Investors welcomed the historic move. “We applaud the joint statement by Shell and lead investors for Climate Action 100+,” said Anne Simpson, the inaugural Chair of the Climate Action 100+ Steering Committee and Director of Board Governance and Strategy at the California Public Employees’ Retirement System (CalPERS). “The commitment by Shell to fully respond to the engagement shows the value of dialog and global partnership to deliver on the goals of the Paris Agreement on climate change. Shell is setting the pace, and we look forward to other major companies following its lead.”
Peter Ferket, Chief Investment Officer of Robeco, added: “When it comes to meeting the demands of the Paris Agreement on climate change, we believe it is necessary to strengthen partnerships between investors and their investee companies to accelerate progress towards reaching such an ambitious common goal.

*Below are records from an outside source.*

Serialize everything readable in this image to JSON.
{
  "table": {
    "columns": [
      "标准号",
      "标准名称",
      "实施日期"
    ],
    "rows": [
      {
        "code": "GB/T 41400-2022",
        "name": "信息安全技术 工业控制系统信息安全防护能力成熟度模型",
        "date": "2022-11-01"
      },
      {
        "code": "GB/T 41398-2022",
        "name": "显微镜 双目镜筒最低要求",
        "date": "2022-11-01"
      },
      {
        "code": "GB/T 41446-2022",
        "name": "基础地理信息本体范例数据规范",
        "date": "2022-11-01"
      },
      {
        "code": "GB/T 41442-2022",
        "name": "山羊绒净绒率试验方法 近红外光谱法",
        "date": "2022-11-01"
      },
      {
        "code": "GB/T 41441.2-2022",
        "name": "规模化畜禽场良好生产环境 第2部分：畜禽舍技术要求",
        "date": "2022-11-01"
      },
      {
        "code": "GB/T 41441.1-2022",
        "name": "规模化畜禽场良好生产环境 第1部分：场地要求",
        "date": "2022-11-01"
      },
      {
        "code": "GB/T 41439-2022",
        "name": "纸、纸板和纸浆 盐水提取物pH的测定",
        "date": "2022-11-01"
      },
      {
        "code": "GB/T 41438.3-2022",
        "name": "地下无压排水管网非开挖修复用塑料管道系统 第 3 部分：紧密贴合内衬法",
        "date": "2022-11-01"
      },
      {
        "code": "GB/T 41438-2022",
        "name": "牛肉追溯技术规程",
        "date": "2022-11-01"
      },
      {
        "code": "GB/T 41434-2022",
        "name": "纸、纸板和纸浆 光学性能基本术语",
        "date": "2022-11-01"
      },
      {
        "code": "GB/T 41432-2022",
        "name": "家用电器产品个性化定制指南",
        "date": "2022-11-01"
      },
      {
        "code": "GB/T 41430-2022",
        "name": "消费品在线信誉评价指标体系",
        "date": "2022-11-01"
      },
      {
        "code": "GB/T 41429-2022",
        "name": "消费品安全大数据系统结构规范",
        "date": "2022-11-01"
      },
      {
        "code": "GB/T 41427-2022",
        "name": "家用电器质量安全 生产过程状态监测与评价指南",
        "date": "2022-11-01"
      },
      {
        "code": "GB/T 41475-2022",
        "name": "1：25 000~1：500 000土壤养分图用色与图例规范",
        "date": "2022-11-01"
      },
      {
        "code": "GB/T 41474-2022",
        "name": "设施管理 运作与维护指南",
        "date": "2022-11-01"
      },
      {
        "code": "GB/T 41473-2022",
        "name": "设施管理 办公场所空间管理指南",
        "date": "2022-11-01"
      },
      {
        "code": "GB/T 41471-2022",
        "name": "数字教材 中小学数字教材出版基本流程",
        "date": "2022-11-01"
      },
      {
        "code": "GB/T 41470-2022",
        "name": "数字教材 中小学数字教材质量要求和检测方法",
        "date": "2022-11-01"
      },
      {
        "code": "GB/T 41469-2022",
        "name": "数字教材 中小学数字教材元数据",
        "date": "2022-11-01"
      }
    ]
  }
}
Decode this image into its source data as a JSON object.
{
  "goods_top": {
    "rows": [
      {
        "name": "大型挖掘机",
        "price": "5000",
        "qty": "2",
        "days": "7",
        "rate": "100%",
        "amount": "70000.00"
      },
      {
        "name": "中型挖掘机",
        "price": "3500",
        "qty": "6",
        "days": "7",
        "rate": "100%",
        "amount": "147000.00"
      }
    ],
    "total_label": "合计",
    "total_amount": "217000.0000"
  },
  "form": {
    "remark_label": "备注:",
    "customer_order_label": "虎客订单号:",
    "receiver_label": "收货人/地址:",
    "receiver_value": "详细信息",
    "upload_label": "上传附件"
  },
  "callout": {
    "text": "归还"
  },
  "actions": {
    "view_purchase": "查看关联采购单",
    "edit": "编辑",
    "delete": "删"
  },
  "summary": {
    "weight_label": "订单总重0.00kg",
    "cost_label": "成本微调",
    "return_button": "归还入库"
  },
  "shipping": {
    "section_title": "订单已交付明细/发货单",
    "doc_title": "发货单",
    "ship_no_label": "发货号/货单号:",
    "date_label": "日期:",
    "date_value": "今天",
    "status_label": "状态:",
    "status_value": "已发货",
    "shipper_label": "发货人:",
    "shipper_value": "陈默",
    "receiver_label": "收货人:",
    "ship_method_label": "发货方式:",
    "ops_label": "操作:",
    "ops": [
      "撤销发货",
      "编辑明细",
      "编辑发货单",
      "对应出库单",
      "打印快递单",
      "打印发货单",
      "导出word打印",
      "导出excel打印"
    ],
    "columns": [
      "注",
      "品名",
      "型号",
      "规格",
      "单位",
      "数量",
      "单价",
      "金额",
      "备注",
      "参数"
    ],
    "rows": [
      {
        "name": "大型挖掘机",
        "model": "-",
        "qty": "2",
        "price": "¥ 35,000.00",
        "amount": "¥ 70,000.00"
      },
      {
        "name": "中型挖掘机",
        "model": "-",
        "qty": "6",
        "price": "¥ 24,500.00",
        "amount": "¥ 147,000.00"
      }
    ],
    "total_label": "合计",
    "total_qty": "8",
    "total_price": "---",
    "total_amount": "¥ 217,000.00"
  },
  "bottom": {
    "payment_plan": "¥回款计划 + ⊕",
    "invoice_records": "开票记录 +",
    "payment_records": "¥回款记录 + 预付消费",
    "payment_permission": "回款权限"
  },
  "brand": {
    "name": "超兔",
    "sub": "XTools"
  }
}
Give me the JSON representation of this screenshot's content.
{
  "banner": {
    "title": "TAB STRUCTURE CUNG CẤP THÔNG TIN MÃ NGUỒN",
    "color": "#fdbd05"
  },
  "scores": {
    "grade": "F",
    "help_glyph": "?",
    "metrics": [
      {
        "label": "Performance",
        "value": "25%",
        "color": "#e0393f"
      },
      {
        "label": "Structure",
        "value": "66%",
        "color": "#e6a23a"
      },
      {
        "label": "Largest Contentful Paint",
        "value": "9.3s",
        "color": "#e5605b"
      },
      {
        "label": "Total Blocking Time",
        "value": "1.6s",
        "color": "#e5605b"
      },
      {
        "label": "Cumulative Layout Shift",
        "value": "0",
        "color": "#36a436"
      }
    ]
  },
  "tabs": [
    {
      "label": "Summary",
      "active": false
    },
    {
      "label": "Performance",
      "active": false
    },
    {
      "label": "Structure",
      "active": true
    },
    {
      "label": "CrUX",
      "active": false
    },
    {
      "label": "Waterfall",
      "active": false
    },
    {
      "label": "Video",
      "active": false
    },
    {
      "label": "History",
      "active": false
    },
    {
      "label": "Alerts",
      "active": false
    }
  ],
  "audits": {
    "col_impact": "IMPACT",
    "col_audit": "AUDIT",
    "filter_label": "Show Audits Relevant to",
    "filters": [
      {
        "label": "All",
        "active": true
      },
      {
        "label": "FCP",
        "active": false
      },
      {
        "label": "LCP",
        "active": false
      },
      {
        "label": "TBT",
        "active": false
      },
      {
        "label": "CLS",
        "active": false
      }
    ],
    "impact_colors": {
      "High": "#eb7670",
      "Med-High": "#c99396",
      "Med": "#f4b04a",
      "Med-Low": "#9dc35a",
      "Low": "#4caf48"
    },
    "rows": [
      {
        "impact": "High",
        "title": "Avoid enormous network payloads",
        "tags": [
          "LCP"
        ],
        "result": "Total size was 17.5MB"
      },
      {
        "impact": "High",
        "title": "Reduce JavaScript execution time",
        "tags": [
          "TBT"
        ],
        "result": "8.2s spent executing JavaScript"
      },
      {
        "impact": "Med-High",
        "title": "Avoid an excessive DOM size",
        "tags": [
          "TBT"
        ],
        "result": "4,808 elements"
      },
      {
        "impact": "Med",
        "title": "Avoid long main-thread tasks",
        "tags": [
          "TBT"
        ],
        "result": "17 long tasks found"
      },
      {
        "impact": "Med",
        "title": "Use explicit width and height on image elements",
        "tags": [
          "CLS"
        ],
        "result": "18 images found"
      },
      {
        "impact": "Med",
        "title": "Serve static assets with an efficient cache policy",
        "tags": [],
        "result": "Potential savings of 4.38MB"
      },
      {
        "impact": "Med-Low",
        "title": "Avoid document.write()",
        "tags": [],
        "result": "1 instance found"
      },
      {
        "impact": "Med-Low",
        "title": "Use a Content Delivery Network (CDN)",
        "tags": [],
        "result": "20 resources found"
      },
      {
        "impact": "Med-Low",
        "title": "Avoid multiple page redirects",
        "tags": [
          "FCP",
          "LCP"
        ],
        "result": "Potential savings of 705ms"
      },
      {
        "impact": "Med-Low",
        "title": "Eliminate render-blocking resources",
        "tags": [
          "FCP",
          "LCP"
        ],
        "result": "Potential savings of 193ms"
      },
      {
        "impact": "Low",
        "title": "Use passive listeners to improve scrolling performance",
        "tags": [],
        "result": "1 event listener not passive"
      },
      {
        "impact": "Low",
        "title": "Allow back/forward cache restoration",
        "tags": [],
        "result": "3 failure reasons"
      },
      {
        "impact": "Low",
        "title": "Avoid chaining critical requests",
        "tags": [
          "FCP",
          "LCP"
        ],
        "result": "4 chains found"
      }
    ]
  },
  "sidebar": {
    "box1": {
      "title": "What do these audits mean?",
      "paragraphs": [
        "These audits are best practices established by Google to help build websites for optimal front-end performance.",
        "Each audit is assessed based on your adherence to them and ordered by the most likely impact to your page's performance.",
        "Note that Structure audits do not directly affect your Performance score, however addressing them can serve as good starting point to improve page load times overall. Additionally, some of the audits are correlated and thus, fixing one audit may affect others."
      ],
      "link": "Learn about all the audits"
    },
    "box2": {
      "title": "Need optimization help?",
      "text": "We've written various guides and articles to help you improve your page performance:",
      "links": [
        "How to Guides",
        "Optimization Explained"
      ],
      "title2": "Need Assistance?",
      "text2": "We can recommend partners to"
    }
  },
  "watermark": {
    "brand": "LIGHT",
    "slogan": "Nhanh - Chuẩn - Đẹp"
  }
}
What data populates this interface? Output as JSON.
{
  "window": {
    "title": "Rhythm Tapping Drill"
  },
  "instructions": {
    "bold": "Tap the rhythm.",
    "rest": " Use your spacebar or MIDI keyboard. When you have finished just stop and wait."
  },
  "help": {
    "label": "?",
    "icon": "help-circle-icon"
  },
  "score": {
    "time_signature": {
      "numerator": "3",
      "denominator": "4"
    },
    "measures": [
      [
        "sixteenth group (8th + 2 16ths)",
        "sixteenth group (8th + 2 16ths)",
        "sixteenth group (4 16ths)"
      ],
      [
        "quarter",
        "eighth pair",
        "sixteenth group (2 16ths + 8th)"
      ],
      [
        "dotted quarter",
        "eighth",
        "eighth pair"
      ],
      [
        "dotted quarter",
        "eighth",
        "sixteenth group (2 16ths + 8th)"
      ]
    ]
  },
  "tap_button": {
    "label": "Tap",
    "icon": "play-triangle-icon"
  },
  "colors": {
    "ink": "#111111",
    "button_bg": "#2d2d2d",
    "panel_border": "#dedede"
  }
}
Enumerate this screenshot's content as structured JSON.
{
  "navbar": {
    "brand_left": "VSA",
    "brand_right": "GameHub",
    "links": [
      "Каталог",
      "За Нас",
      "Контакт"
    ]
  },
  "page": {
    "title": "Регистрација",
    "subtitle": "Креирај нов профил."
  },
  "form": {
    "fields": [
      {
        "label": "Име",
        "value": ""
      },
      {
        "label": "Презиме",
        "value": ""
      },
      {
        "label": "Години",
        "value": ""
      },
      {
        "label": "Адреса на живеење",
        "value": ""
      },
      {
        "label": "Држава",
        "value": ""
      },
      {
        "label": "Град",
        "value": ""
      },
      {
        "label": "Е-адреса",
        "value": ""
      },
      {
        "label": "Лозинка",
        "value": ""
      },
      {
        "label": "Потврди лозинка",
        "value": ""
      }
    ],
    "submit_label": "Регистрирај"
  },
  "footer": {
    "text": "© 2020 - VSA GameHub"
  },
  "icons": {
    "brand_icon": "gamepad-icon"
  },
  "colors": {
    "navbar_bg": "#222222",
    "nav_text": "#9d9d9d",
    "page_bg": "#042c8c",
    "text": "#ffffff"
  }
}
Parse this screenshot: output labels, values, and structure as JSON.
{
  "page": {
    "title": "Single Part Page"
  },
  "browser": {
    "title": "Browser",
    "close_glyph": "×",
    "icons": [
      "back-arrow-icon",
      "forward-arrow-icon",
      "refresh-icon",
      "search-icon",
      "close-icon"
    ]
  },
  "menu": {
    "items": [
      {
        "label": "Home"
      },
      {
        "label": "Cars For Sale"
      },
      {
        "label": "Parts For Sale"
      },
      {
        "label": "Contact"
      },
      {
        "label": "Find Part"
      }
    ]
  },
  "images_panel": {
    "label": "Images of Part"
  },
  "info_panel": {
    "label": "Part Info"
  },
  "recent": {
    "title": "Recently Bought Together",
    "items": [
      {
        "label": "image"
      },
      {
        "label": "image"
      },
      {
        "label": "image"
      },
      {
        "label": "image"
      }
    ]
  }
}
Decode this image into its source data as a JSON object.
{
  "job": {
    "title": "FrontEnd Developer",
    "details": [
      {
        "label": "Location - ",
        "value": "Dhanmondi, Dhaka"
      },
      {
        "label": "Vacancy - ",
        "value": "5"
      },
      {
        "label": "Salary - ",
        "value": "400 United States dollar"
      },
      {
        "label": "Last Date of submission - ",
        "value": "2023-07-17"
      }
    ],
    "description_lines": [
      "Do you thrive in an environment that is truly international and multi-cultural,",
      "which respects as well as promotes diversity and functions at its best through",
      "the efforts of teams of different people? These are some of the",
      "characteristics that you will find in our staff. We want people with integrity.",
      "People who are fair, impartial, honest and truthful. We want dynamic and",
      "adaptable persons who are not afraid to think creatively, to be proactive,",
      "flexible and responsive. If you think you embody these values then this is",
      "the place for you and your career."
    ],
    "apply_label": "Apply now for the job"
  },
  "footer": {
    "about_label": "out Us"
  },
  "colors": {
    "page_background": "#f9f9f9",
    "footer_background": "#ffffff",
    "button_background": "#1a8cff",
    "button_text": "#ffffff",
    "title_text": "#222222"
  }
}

This joint statement is an example of such a partnership. As institutional investors in Shell we continue to support Shell on its journey in the energy transition, aiming for other companies to follow suit.”
The moves follow engagement activities that go back as far as 2005. Earlier this year, Robeco was signatory to an appeal from 60 investment firms appearing in the Financial Times that encouraged all companies in the oil and gas sector to clarify how they see their future in a low-carbon world. Robeco also spoke at Shell’s 2018 shareholder meeting on behalf of a large group of institutional investors.
“Only committing Shell to a climate scenario puts the company at a disadvantage in many respects,” said Van Lamoen. “Our engagement must be much broader, so we encourage other companies in this sector to take responsibility in preparing for the energy transition."